I blamed this book during the time I was jobless because it was this book that compelled me or I guess goaded me to finally make the decision to quit my job what with its constant glaring advice to go for change. But I also have this book to thank for because if it were not for this book, I would have stuck with my old job and I would not have reached the place I am at now. So, thank you book for coming along my way. By the way, I love cheese.:)
For an inspirational, self-help book, Who Moved My Cheese is an easy, quick read but quite unpleasant too with a very patronizing tone to its narration. I just picked it up out of whim as the Internet is full of positive reviews and praise, so naturally I was curious and also since I had an ebook stashed since forever. But, now after having read this, I am not exactly sure what to make out of it. Well, I am glad I didn't buy and read this and another positive thing was that it was a really short read.
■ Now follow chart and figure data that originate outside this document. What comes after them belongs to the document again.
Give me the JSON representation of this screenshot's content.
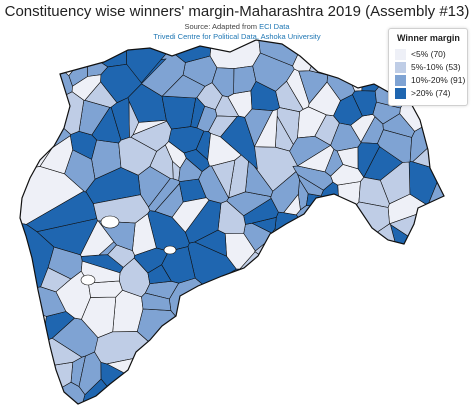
{
  "title": "Constituency wise winners' margin-Maharashtra 2019 (Assembly #13)",
  "source": {
    "prefix": "Source: Adapted from ",
    "link": "ECI Data",
    "credit": "Trivedi Centre for Political Data, Ashoka University"
  },
  "legend": {
    "title": "Winner margin",
    "items": [
      {
        "label": "<5% (70)",
        "color": "#eef0f7"
      },
      {
        "label": "5%-10% (53)",
        "color": "#bfcde6"
      },
      {
        "label": "10%-20% (91)",
        "color": "#7fa3d3"
      },
      {
        "label": ">20% (74)",
        "color": "#1f66b0"
      }
    ]
  },
  "map": {
    "constituency_count": 288,
    "border_color": "#111111"
  }
}
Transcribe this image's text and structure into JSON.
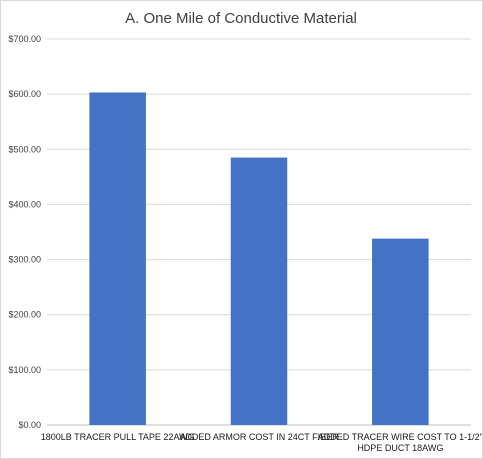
{
  "chart_data": {
    "type": "bar",
    "title": "A. One Mile of Conductive Material",
    "xlabel": "",
    "ylabel": "",
    "categories": [
      [
        "1800LB TRACER PULL TAPE 22AWG"
      ],
      [
        "ADDED ARMOR COST IN 24CT FIBER"
      ],
      [
        "ADDED TRACER WIRE COST TO 1-1/2\"",
        "HDPE DUCT 18AWG"
      ]
    ],
    "values": [
      603,
      485,
      338
    ],
    "ylim": [
      0,
      700
    ],
    "yticks": [
      "$0.00",
      "$100.00",
      "$200.00",
      "$300.00",
      "$400.00",
      "$500.00",
      "$600.00",
      "$700.00"
    ],
    "grid": true,
    "legend": "none",
    "bar_color": "#4472c4"
  }
}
In a single sentence, this book tries to explain the significance of adapting and reacting positively to changes which is in fact quite a decent subject for an inspirational book, but Who Moved My Cheese does absolutely no justice with it. The story was exorbitantly simplistic and entirely obvious and I found myself absolutely not agreeing with a lot in here. I am not going to go into details about characters who are called Sniff and Scurry, Hem and Haw and who actually sniff and scurry, hem and haw.
One thing that I found really irritating was how the author, in his slightly condescending manner, tries to force the readers to believe that all change is good change and the faster you let go of things the sooner you can get back to enjoying life as before. No I surely do not agree with this. There are some things one simply does not get over with. What about fatal health issues, or the loss of a loved one? Yes, one learns to live with it but does not really get over it. Ever. Yes, change is inevitable. Situations change, people change, life happens and hardly anything ever remains the same, but, that still doesn't mean that all change is good, or that people need to be happy about every change that occurs. Everything does not revolve around enjoying every change. Adapting and accepting a situation is one thing, trying to happy about every other situation, fair or not is entirely another.
Sorry this review was more of a rant, and I know I've used too much of the word change, but I was totally disappointed with this so called bestseller and I needed to vent. Thanks for reading.